Cicciata di Ognissanti, in Cilento egemonia culinaria a novembre
La cicciata del Cilento si prepara in occasione della ricorrenza di ‘Tutti i Santi’, ma anche il Primo Maggio, festività di ‘San Giuseppe Lavoratore’. Si tratta di due occasioni apparentemente distanti tra loro, ma che in realtà celano in entrambi i casi profondi significati dati pure dalla simmetria temporale in cui sono collocati.
La cicciata del Cilento, l’etimo e la storia
Il nome di ‘cicciata’ lascia agevolmente intuire la presenza di legumi e in particolare i ceci, uno degli ingredienti principali. Muovendosi tra i piccoli paesi del Cilento però il nome muta rapidamente e localmente assume sfumature diverse, tutte orientate verso un contesto agro-pastorale. Nell’etimo, poi, per certi versi, si intuisce una componente di ‘essenzialità’ tipica dei piatti poveri. A Stio troviamo i ciccimmaritati che, come altrove, si preparavano il primo maggio, compiendo un gesto benaugurale; era, infatti, un rito voluto nella speranza che il raccolto estivo risultasse abbondante. Tuttavia, in questo caso, non abbiamo un legame con la festività di Ognissanti, cosa, invece, che si riscontra nei ‘ciccimmescka’. Si tratta sostanzialmente della stessa preparazione: veniva portata in tavola in altri paesi cilentani come, ad esempio, Ostigliano. Un tempo, probabilmente, erano preparati alla vigilia della commemorazione dei defunti, in segno di devozione per i Santi e nel ricordo dei propri cari.
La preparazione nella tradizione culinaria del Cilento
I piatti antichi del Cilento sono spesso realizzati seguendo linee essenziali. A dire il vero restituiscono una straordinaria preparazione, sia in termini di sostanza, sia in termini di abbondanza, tanto da apparire tutt’altro che poveri agli occhi del commensale moderno. Uno dei casi più emblematici è forse proprio la cicciata.

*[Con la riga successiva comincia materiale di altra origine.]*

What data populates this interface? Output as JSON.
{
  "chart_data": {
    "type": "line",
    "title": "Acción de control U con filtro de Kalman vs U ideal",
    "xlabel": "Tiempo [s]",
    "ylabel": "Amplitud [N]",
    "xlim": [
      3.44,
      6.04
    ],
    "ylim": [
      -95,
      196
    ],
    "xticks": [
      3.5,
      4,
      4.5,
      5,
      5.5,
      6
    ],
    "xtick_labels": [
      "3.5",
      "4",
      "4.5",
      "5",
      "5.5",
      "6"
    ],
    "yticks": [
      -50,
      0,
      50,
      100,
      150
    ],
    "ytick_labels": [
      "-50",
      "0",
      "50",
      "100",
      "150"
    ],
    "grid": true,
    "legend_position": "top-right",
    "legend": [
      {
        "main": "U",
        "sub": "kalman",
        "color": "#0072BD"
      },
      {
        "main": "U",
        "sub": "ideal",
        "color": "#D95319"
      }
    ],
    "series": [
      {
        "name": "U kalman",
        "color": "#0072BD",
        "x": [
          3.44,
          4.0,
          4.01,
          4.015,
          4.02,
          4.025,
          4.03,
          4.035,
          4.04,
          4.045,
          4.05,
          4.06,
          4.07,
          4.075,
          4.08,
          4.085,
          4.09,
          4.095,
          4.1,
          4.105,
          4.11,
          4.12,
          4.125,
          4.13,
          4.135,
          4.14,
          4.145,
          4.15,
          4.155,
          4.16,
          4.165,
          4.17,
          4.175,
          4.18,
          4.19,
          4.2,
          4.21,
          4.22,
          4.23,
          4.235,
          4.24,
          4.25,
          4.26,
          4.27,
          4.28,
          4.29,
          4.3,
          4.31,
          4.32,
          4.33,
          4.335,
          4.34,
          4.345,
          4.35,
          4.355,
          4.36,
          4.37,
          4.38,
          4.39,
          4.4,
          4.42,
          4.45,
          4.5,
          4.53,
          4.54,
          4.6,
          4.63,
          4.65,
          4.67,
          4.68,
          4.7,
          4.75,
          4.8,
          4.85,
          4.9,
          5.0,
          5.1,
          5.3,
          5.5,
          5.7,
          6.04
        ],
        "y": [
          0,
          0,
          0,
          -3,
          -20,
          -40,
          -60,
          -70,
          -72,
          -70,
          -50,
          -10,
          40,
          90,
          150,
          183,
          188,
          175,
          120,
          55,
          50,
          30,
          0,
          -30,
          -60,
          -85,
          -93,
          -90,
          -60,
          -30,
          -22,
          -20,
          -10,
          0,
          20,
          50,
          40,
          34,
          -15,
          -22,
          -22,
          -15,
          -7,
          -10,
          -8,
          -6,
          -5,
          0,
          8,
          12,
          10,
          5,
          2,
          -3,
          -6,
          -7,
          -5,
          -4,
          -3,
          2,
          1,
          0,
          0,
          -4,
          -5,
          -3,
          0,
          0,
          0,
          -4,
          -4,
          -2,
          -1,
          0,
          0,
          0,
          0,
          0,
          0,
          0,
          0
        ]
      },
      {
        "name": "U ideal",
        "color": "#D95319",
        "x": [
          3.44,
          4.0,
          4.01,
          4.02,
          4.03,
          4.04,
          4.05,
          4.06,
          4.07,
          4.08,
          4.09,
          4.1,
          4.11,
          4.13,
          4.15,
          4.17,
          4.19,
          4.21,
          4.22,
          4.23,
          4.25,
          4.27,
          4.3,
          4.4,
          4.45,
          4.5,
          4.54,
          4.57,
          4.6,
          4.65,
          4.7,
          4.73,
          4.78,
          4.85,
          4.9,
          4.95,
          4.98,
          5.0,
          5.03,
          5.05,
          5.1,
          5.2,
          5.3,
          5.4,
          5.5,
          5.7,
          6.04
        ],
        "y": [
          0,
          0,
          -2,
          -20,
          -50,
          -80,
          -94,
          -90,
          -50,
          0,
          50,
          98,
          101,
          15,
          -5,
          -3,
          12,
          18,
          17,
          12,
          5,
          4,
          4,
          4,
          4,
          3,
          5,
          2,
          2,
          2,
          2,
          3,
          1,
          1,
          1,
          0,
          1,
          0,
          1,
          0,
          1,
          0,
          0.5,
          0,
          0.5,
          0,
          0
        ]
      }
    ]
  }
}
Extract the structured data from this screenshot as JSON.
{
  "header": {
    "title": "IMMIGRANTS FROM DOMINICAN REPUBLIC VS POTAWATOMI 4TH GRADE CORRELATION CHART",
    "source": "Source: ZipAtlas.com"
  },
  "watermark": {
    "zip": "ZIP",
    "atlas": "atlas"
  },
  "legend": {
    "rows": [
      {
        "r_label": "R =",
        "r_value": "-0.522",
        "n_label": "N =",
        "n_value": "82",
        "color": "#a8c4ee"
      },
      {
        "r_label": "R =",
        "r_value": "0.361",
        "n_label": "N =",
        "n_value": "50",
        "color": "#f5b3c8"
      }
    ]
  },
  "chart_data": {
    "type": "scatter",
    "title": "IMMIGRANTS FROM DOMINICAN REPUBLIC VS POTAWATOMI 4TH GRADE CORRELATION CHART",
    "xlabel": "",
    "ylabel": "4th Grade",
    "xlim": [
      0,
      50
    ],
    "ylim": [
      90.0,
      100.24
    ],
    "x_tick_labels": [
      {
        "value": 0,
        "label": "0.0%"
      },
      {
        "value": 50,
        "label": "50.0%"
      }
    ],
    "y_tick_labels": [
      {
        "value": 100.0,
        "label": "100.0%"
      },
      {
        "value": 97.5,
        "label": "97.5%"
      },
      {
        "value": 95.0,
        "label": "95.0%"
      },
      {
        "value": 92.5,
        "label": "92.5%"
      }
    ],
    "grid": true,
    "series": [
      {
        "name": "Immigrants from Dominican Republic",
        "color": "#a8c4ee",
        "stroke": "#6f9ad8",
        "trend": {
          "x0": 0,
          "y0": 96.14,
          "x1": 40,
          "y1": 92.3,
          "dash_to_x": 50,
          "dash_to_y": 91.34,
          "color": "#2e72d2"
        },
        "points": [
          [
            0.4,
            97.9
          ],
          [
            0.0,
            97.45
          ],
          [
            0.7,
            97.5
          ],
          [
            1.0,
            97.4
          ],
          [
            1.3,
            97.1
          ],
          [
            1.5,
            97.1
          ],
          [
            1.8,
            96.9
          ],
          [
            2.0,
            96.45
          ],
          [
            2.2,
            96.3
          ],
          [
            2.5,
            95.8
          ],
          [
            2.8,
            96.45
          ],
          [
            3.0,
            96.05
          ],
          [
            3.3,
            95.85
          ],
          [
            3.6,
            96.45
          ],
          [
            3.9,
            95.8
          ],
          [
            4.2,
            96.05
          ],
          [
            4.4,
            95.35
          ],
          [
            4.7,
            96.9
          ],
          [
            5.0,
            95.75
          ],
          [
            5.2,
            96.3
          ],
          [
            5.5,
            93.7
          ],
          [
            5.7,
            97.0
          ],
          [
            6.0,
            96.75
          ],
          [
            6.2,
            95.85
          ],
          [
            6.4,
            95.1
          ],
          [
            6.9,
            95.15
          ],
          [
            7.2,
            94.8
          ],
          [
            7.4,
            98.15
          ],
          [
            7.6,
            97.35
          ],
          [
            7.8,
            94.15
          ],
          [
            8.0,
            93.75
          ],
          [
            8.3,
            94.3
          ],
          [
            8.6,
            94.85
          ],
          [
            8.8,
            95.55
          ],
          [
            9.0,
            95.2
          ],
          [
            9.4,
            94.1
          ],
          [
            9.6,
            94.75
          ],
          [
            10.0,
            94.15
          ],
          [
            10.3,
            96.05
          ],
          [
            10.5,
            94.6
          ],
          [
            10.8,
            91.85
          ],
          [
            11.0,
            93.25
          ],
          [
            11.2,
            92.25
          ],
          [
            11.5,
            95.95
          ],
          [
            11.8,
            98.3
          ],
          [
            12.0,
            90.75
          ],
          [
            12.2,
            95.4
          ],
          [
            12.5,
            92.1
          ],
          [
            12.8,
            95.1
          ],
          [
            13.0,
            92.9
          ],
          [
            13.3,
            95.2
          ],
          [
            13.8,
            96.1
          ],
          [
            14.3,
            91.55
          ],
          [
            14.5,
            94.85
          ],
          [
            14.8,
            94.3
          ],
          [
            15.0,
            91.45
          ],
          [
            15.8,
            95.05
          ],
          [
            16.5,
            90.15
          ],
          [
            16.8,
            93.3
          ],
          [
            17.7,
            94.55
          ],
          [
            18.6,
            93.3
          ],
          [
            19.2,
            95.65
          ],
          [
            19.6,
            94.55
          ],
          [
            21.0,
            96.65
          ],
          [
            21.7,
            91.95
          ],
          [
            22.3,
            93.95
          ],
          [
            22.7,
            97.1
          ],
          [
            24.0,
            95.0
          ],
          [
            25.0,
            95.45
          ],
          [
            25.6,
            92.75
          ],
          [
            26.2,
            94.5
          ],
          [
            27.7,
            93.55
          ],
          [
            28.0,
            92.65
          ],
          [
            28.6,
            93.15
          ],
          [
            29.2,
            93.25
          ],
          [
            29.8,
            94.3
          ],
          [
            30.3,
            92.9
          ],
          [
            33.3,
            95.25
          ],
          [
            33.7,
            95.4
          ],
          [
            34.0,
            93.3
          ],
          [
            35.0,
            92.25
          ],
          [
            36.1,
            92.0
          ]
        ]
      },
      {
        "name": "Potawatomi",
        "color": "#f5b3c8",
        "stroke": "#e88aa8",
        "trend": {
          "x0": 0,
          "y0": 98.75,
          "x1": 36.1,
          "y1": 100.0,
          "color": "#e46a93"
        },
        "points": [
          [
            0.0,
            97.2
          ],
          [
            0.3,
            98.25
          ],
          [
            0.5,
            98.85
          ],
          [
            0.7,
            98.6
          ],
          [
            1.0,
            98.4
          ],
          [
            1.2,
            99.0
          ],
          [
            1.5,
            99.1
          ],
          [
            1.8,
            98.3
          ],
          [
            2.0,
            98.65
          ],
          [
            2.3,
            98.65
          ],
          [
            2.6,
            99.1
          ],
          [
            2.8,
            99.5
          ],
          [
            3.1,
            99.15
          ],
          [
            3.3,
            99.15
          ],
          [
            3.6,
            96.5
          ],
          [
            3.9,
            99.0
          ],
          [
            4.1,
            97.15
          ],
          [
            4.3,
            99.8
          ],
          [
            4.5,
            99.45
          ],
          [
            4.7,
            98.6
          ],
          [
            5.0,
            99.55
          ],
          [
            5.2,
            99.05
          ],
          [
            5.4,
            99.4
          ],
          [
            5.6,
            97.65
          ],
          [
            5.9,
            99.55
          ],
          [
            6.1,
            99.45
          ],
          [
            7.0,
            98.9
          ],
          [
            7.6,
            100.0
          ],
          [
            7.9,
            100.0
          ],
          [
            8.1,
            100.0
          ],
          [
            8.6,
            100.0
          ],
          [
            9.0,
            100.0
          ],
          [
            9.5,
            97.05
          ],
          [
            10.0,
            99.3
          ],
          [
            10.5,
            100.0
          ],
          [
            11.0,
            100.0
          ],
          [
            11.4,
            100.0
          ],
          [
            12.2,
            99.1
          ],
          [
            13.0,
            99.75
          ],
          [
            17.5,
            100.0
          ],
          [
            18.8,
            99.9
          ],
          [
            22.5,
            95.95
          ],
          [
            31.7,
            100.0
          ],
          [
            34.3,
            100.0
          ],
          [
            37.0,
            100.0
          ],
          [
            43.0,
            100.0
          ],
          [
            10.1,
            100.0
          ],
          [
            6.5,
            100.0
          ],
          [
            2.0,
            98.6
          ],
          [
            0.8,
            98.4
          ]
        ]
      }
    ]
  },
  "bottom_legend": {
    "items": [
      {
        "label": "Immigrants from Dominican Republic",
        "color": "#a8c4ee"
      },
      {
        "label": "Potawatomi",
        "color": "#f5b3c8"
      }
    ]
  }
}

In tal senso può considerarsi un piatto ‘ricco’ da un punto di vista gastronomico oltre che culturale. Il tutto è determinato dall’unione delle poche granaglie rimaste in dispensa, insieme alle sementi non utilizzate. In pentola potevano finire, dunque, anche i legumi più straordinari e tipici del territorio. Ricordiamo i ceci di Cicerale, i fagioli della Regina di Gorga, i fagioli ‘tabaccuogni’ di Mandia e diverse altre varietà che ora sono meno presenti; tra loro le cicerchie un tempo molto diffuse nell’area lucana di cui il Cilento è stato parte e per ragioni storiche lo è ancora oggi.
La cicciata, un piatto propiziatorio tra passato e presente
Sappiamo che le tradizioni del Cilento sono differenti rispetto a altre aree del Meridione d’Italia e spesso si discostano notevolmente anche dalla Lucania, antica regione di cui ha fatto parte e con cui si lega ancora oggi per ragioni storiche. Una serie di dissomiglianze inducono a catalogare alcune usanza cilentante come eventi singoli: un esempio potrebbe essere proprio la cicciata. Sappiamo che nei diversi paesi, nonostante possa mutare nel nome, rimane una consuetudine legata ai mesi di maggio e novembre. Tuttavia non si può escludere un significato che valichi la credenza popolare. Infatti, mentre in Italia vi sono numerose preparazioni che si realizzano in occasione della commemorazione dei defunti, nel Cilento questo particolare momento rimane completamente vuoto nella gastronomia. E forse la cicciata potrebbe essere quella chiave di lettura con cui interpretare le volontà antiche dei nostri avi, con l’intento di mantenere un legame invisibile tra le generazioni.